Il tempo è forse una delle cose più difficili da spiegare. È qualcosa di veloce o di lento? Un susseguirsi di eventi? Una prolungata attesa? Un infinito tormento? Un contorto meccanismo di tortura?

Se c'era una cosa che la vita mi aveva insegnato, era che il tempo fosse qualcosa di intangibilmente soggettivo, e come tale, aveva definizioni differenti in base alle esperienze personali e alle sensazioni individuali.

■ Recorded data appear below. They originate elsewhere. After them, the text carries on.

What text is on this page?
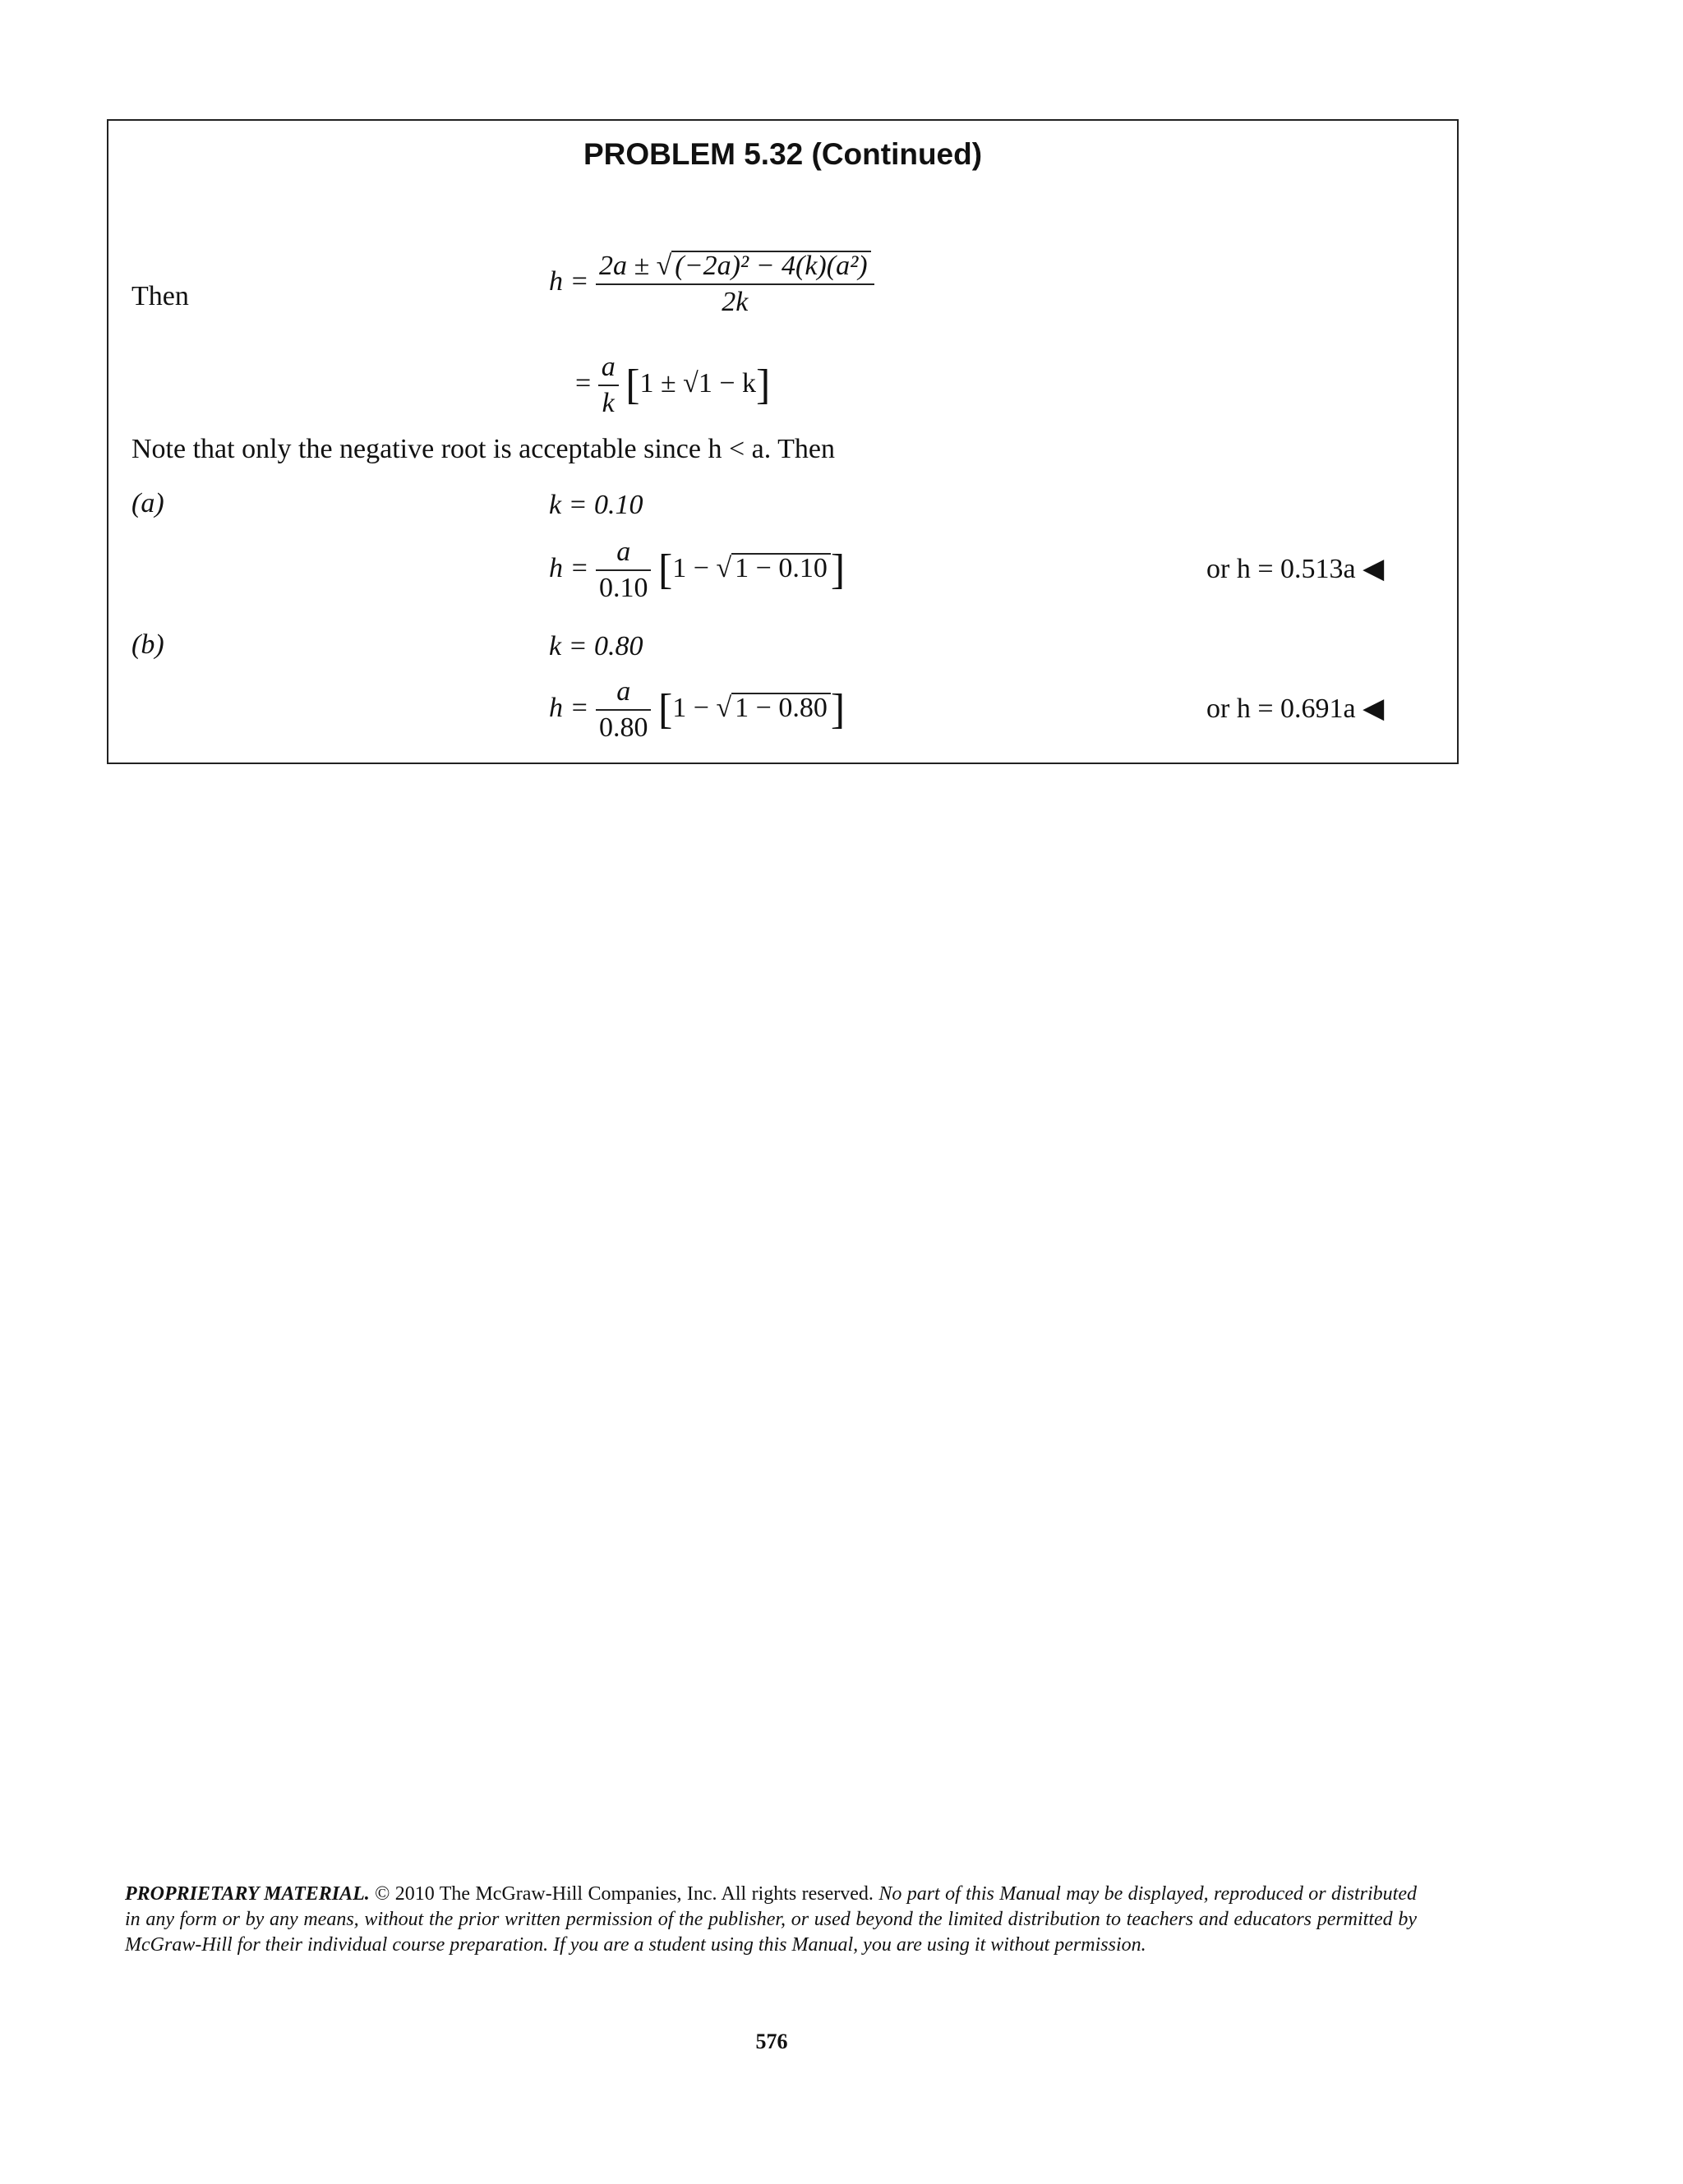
PROBLEM 5.32 (Continued)
Then	$h = \frac{\text{2a ± √ (−2a)² − 4(k)(a²)}}{2k}$
= $\frac{a}{k} [1 \pm √1 - k]$
Note that only the negative root is acceptable since h < a. Then
(a)	k = 0.10
$h = \frac{a}{0.10} [1$ − √ 1 − 0.10]	or h = 0.513a ◀
(b)	k = 0.80
$h = \frac{a}{0.80} [1$ − √ 1 − 0.80]	or h = 0.691a ◀
PROPRIETARY MATERIAL. © 2010 The McGraw-Hill Companies, Inc. All rights reserved. No part of this Manual may be displayed, reproduced or distributed in any form or by any means, without the prior written permission of the publisher, or used beyond the limited distribution to teachers and educators permitted by McGraw-Hill for their individual course preparation. If you are a student using this Manual, you are using it without permission.
576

Per me il tempo non era mai stato un problema. Sono sempre stato uno che viveva il qui e ora senza preoccuparsi di ripercussioni.

Quando sono in congedo il tempo passa senza che me ne renda conto e anche se sono passati 6 o 8 mesi prima della successiva missione, a me sembrano essere passati pochi istanti.

Ma quando sono in missione...per quanto ami il mio lavoro, le ore sembrano giorni e i giorni mesi e i mesi, anni.

Siamo accampati da più o meno due settimane nel deserto del Dasht-e Khash, ad una altitudine di 620 m s.l.m (*) nella provincia del Nimruz (Afghanistan). Ed è adiacente al deserto di Dasht-e Margoh. Per cui sono ben 14 giorni che vediamo solo distese di sabbia senza fine.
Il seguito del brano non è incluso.